Sometimes I wonder about the received wisdom that everyone has a soul mate… it’s just that some soul mates have already left Earth. Maybe their life was tragically cut short. Maybe they’re still around but life threw them off course. Or maybe some people end up alone, never finding a partner, because that wisdom is wrong and their partner never existed.
Being part of a team is the one thing I can’t do by myself. That scares me. And learning how to live alone feels like I’m giving up. It feels like living a shadow of my life. And the older I get, the more I feel like I’m running out of time. I worry that jetting off on a romantic weekend getaway just won’t be the same in my 30s. People won’t be as forgiving of us making out in the rain in the middle of the street or trespassing on the beach in the middle of the night. We should know better. There are still so many things I want to do while I’m young and dumb and in love.
Isn’t it sad? Isn’t it pathetic? That I so desperately want to fall in love. And all of the incredible friendships I have. The loving family I’m part of. The incredible education I have and expansive career possibilities. They just aren’t enough. Isn’t that selfish? Disrespectful? Immature?
As much as we pretend we can get rid of these feelings, they still linger for some of us. And that’s okay. It’s possible to live full and happy lives on our own. But it’s also okay to want to be in love. I’m coming to terms with it. It doesn’t make me weak. It doesn’t make me less independent. It just makes me human. We all have wants, needs, and desires. We all feel a sense of purpose driving us to become who we want to be. Among many other things, I want to be a partner.

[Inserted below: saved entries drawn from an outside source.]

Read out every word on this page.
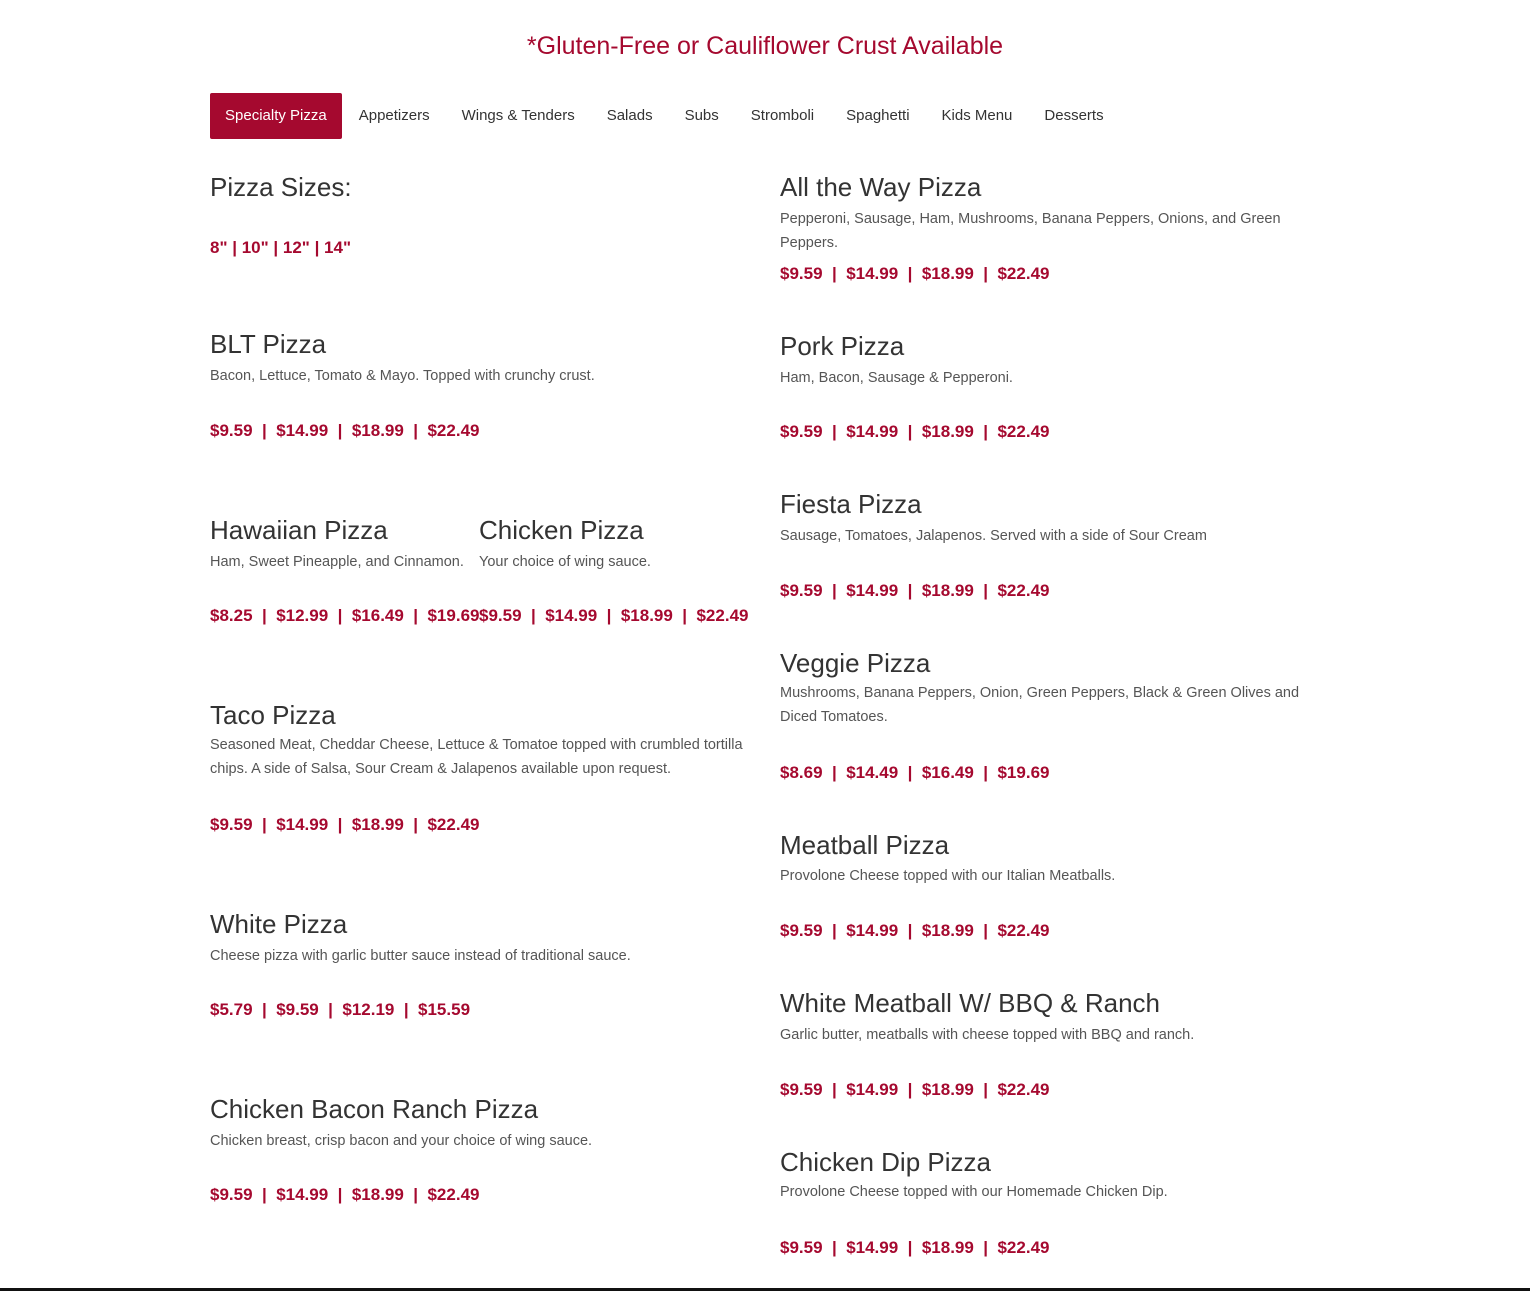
*Gluten-Free or Cauliflower Crust Available
Specialty Pizza	Appetizers	Wings & Tenders	Salads	Subs	Stromboli	Spaghetti	Kids Menu	Desserts
Pizza Sizes:
8" | 10" | 12" | 14"
BLT Pizza

Bacon, Lettuce, Tomato & Mayo. Topped with crunchy crust.

$9.59  |  $14.99  |  $18.99  |  $22.49
Hawaiian Pizza

Ham, Sweet Pineapple, and Cinnamon.

$8.25  |  $12.99  |  $16.49  |  $19.69
Chicken Pizza

Your choice of wing sauce.

$9.59  |  $14.99  |  $18.99  |  $22.49
Taco Pizza

Seasoned Meat, Cheddar Cheese, Lettuce & Tomatoe topped with crumbled tortilla chips. A side of Salsa, Sour Cream & Jalapenos available upon request.

$9.59  |  $14.99  |  $18.99  |  $22.49
White Pizza

Cheese pizza with garlic butter sauce instead of traditional sauce.

$5.79  |  $9.59  |  $12.19  |  $15.59
Chicken Bacon Ranch Pizza

Chicken breast, crisp bacon and your choice of wing sauce.

$9.59  |  $14.99  |  $18.99  |  $22.49
All the Way Pizza

Pepperoni, Sausage, Ham, Mushrooms, Banana Peppers, Onions, and Green Peppers.

$9.59  |  $14.99  |  $18.99  |  $22.49
Pork Pizza

Ham, Bacon, Sausage & Pepperoni.

$9.59  |  $14.99  |  $18.99  |  $22.49
Fiesta Pizza

Sausage, Tomatoes, Jalapenos. Served with a side of Sour Cream

$9.59  |  $14.99  |  $18.99  |  $22.49
Veggie Pizza

Mushrooms, Banana Peppers, Onion, Green Peppers, Black & Green Olives and Diced Tomatoes.

$8.69  |  $14.49  |  $16.49  |  $19.69
Meatball Pizza

Provolone Cheese topped with our Italian Meatballs.

$9.59  |  $14.99  |  $18.99  |  $22.49
White Meatball W/ BBQ & Ranch

Garlic butter, meatballs with cheese topped with BBQ and ranch.

$9.59  |  $14.99  |  $18.99  |  $22.49
Chicken Dip Pizza

Provolone Cheese topped with our Homemade Chicken Dip.

$9.59  |  $14.99  |  $18.99  |  $22.49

I hope that it can be a reality. I really want it to happen soon.
I daydreamed about her all day. She stood me up.
We agreed she would call shortly after 10pm. At 11:15, I call her. She says she’ll call me back by 1am. 2:52 and still no call.
I feel like a seventeen-year-old British woman out of Jane Austen, leaning on the windowsill, complaining to her cat:
And I told him, too. I told him I’d be gazing wistfully, like all the proper ladies do in the books. He must have known he had my heart to break.
He broke a promise. He tallies his emotional work of writing a letter at more than my hurt feelings. What price would that fetch for half of me?
The breakage will heal, but in a hard and crusty scar that prevents the next lover going so deep.
We must inform him it hurts my future husband and me, and insist he be more careful with hearts in the future.
This post was inspired by the song Mis, sent by my friend Omri. What song would you want me to write on? Link it in the comments.
I asked her out, hoping she’d say no. Well, not hoping beforehand, but I was happier after her rejection than I would have been otherwise.
We were in the grocery store. She inspected a can of Campbell’s soup. She replaced the can it back and grabbed another. I asked, “Good read?”
“Not really,” she said.
I asked what she was looking for.
“Sugar,” she said. “It’s in everything.”
“Why?”
“I gave it up for Lent.”
“Do you always give something up for lent?”
“Yeah, it’s like a second shot at a New Year’s Resolution.”
I asked if she’d enjoy grabbing coffee. She said she has a boyfriend, “but it’s still nice to talk in the grocery store.”
Walking away, I celebrated. I hadn’t asked her out because I wanted to go on a date with her. I had asked her out because I decided to start dating again. Asking someone out is uncomfortable, so you’ve gotta hurdle it at your first opportunity.